Wikipedia: Predicate transfer

I also found this article,

Academia: Pieces of Predicate Transfer [Edited transcript of talk, 2012]

Sadly nowhere else than academia.edu, so I'm not strictly able to cite it using a typical referencing system and am unable to check its provenance. Nonetheless I've had a look through it. It uses the same example as in the wikipedia entry, regarding being "parked", to me the term predicate transfer here appears only to justify the application of esoteric language to the semantic meaning. Example 4 in the article, "the ham sandwich at table 7 is getting restless" sounds like a metonym, and not more. The person at table seven has been substituted for a related characteristic (I'm not sure if the ham sandwich that this person is waiting for quite qualifies as an adjunct).

Or does predicate transfer describe a metonym, in the sense that a metonym exemplifies predicate transfer but doesn't describe it. In sort of hypo/hyper-nymic relationship, where x (metonym) is a kind of y (predicate transfer) and y is not strictly a kind of x.

Is anybody able to clear this term up, or alert me to something I have missed or am missing?

Many thanks, Andrew

  • I had not heard of it before - it seems to be, as you suggest, a form of metonymy, synecdoche or transferred epithet applied to the entire predicate. If it were called "Transferred Predicate" it might be more helpful as a term.
    – Greybeard
    Aug 20, 2021 at 19:49
  • This appears to be just another synonym for metonymy. The way to make a name in linguistics is to make a Name in linguistics and then use it exclusively, instead of the old name.
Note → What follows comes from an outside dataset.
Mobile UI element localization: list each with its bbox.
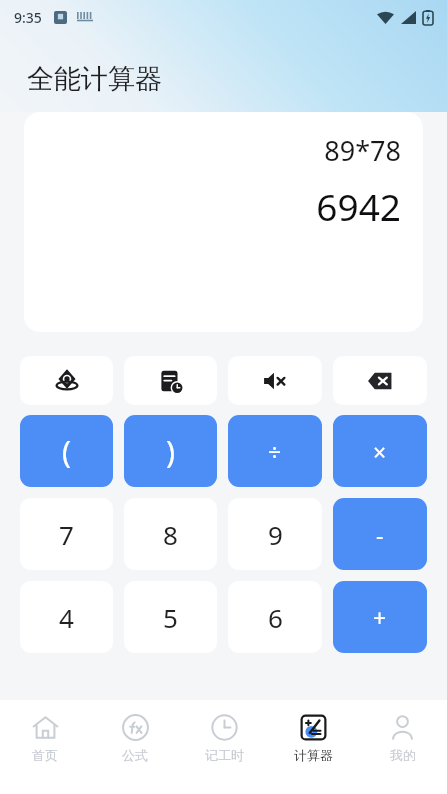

Aug 21, 2021 at 19:39

1 Answer 1


Predicate transfer

Many referential metonyms are direct stand-ins. Ham sandwich over there is getting ready to pay and leave. There is no transfer of the predicate:

[something (ham sandwich) = someone (that person)] is getting ready to pay and leave.
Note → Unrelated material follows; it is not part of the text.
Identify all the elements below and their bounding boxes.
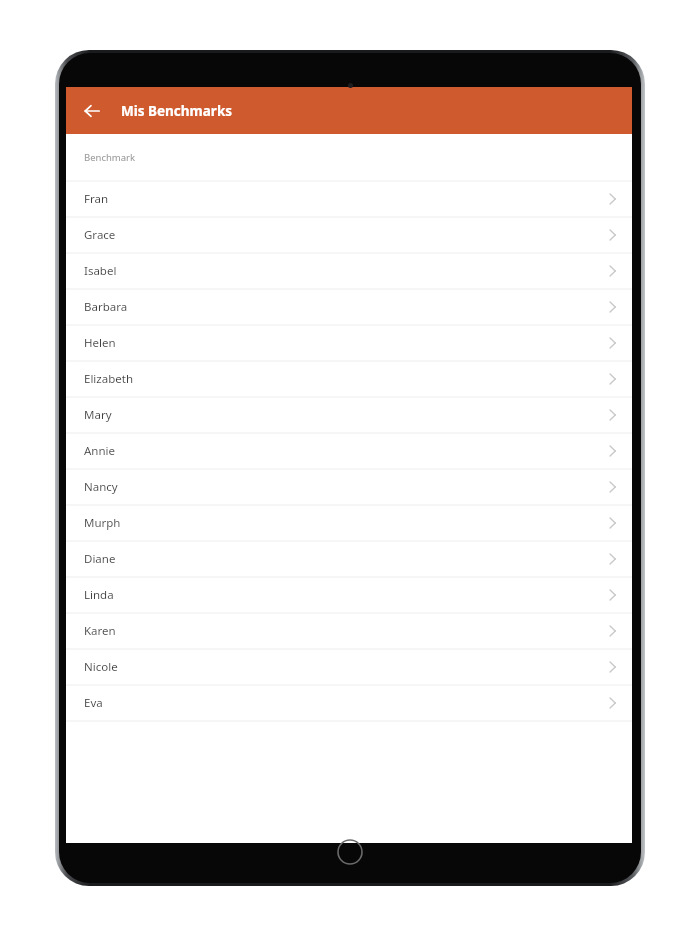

In the oft-cited example of predicate transfer I'm parked out back, there is no object standing in for me, but I (a person) cannot be physically parked like a car is. Rather, the predicate parked out back (or property of being parked out back) is transferred from the car (actually being parked out back) to me ("being parked out back").

After presenting this example, the Wiki article goes on to discusses the wrong but theoretically possible interpretations of this utterance.

In linguistics, predicate transfer1 is the reassignment of a property to an object which would not otherwise inherently have that property. Thus, the expression "I am parked out back" conveys the meaning of "parked" from "car" to the property of "I possess a car". This avoids incorrect polysemous interpretations of "parked": that "people can be parked", or that "I am pretending to be a car", or that "I am something which can be parked". This is supported by the morphology: "We are parked out back" does not mean that there are multiple cars; rather, that there are multiple passengers (having the property of being in possession of a car). Wiki

1G. Nunberg, "Transfers of Meaning", Journal of Semantics, 1995 - Oxford Univ Press

Another example with explanation:

The analyses of these examples are meant to demonstrate that referential metonyms are basically abbreviations. What is left out is something that 'goes beyond saying' in the context in question, but more importantly, that which is retained has, in its particular context, the greatest information value.
I have so far concentrated on the interpretation of the metonym itself and ignored the interpretation of the utterance containing it. Also in the following I will restrict my attention in this way, but will here at least mention the distinction. Consider I am bugged in the sense of its paraphrase The place I am staying at is bugged. Both describe the same type of situation and have the same truth conditions. Yet their interpretations are not quite equivalent. In I am bugged what is conveyed is not only that the place where the speaker happens to be is bugged, but that this is something that is of particular relevance to the speaker. Nunberg refers to this phenomenon as predicate transfer. Metonomy in Language and Thought (1999)

It is a subtle distinction. I don't know if the phenomenon was the subject of discussion before Nunberg gave it a name.